The preliminary agreement will make all sides liable to pay an undisclosed break fee if they back out of the deal, the source said. The Saudi stake sale had been a prerequisite of Etisalat's 12 billion takeover of Zain. Although Etisalat withdrew its offer on Saturday, Zain will still sell its quarter-stake in Zain Saudi to joint bidders Kingdom Holding and Bahrain Telecommunications Co (Batelco), the source said.

"The preliminary contract will be signed within the end of this week or beginning of next week, because the banks (creditors) have to see if they will accept transferring the guarantees from Zain to the alliance," the source said.

Kingdom and Batelco agreed to guarantee part of Zain Saudi's debt last week. Zain Saudi's shares are up 1.4 percent, underperforming Saudi Arabia's index which is up 4.3 percent.

Etisalat blamed the deal's collapse in part on the political unrest roiling the region.

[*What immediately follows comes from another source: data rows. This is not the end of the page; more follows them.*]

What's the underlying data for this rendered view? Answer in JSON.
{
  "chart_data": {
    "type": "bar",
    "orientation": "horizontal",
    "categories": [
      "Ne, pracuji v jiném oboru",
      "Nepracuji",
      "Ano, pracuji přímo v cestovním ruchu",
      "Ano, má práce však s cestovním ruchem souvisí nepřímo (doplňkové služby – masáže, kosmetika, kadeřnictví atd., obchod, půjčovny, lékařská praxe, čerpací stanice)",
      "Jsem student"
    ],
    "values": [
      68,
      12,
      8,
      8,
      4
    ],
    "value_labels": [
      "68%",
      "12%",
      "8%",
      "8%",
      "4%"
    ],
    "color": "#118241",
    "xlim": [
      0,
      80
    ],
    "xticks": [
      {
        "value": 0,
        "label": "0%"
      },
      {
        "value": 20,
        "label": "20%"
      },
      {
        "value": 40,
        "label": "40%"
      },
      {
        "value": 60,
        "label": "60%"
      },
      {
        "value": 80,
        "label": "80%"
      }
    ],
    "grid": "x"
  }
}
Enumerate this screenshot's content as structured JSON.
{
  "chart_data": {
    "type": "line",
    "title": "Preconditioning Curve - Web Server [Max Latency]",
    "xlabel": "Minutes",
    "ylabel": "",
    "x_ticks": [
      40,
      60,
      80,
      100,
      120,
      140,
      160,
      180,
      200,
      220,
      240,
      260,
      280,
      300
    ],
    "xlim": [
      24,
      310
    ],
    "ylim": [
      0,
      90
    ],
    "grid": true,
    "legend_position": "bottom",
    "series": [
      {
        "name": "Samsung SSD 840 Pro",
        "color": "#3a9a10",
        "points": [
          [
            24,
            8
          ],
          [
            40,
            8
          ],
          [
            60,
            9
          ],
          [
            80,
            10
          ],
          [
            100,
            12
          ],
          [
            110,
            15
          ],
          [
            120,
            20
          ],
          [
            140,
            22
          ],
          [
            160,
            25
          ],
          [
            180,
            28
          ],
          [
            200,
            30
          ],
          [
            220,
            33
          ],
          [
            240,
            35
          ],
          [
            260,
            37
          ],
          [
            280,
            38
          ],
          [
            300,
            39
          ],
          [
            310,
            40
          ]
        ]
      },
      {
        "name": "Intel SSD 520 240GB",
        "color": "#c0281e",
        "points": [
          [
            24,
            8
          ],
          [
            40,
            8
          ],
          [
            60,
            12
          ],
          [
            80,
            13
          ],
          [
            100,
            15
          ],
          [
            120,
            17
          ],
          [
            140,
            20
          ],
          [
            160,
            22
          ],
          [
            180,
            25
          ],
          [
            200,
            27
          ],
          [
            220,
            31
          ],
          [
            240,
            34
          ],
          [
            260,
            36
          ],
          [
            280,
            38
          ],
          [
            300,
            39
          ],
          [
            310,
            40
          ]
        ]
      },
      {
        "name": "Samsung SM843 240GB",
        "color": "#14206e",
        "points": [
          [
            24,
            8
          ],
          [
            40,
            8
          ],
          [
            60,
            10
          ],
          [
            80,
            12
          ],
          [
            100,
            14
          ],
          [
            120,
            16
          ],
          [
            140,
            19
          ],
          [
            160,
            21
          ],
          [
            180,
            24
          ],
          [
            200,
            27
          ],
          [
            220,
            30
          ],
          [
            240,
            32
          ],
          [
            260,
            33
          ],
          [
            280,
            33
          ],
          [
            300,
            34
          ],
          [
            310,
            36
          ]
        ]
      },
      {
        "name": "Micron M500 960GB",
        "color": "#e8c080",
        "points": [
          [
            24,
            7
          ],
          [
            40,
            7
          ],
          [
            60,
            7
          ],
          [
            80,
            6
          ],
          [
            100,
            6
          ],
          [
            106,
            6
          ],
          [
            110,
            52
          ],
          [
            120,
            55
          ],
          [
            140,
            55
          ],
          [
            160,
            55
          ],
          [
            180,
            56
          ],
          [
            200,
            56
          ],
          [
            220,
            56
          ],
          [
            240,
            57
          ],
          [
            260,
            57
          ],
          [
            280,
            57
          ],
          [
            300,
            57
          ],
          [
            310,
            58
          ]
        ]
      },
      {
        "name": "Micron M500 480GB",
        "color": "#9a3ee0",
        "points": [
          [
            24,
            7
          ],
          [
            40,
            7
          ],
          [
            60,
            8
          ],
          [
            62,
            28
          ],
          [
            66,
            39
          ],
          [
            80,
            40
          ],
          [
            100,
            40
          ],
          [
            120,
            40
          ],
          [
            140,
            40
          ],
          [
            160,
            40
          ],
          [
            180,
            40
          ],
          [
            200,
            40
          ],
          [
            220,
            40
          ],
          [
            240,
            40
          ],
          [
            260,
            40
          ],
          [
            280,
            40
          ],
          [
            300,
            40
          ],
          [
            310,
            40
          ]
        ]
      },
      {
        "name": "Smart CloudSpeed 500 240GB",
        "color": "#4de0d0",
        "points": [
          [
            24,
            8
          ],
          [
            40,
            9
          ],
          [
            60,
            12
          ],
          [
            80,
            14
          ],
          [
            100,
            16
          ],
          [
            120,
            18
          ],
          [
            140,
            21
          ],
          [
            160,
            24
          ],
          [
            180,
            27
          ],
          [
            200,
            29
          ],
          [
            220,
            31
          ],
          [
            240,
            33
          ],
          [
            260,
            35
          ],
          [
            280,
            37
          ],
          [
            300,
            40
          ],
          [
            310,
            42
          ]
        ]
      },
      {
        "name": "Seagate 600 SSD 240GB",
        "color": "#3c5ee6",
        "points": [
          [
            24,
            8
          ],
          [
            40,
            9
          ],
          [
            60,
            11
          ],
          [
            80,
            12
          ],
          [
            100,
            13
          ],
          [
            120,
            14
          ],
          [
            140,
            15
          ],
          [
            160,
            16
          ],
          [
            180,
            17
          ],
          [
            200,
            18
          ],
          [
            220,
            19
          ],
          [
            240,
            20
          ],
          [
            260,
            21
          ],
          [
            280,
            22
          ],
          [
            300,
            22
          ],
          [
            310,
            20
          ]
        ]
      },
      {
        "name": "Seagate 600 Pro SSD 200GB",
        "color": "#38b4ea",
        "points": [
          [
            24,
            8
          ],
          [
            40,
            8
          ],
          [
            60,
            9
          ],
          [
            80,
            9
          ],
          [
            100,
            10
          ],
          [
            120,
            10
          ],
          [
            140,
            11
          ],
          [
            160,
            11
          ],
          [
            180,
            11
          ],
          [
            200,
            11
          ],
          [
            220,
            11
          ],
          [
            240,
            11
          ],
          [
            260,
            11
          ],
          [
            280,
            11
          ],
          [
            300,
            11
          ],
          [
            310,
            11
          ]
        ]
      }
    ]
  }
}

It also cited the results of its due diligence process and a lack of unanimity among Zain board members as factors that made its offer "no longer viable," according to statement posted to the Abu Dhabi stock exchange Sunday. It didn't elaborate. "This is quite a disappointment for Etisalat. One of the key planks of their strategy is to try to increase their international revenues," said Matthew Reed, a Dubai-based analyst at Informa Telecoms & Media, a research firm. "If Etisalat had got Zain, that would have represented a big boost to its regional and international portfolio." Zain did not immediately comment.

Abu Dhabi-based Etisalat, known officially as the Emirates Telecommunications Corp., is the second Mideast company to cite regional unrest as a factor affecting a major business decision in recent days.

Kuwait's struggling Wataniya Airways last week stopped operating because of financial problems and what it called a "difficult political and security situation in the region."

Popular uprisings across the Arab world this year have toppled long-ruling regimes in Egypt and Tunisia, and sparked foreign military interventions in Libya and Bahrain.

Etisalat first announced its bid to acquire 46 percent of Zain in September.
In November, it signed a preliminary agreement with a major Zain shareholder, the Al-Khair National Stocks and Real Estate Co, to begin the due diligence process of going through Zain's books. It said at the time its offer was binding but subject to certain conditions.

Al-Khair is owned by the Kharafi Group, a Kuwait-based family conglomerate that had been leading the effort on Zain's side to complete the deal. It holds the largest Zain stake outside the government.

The Kuwait Investment Authority, the country's sovereign wealth fund, owns 24.6 percent of Zain. Zain is officially known as the Mobile Telecommunications Co.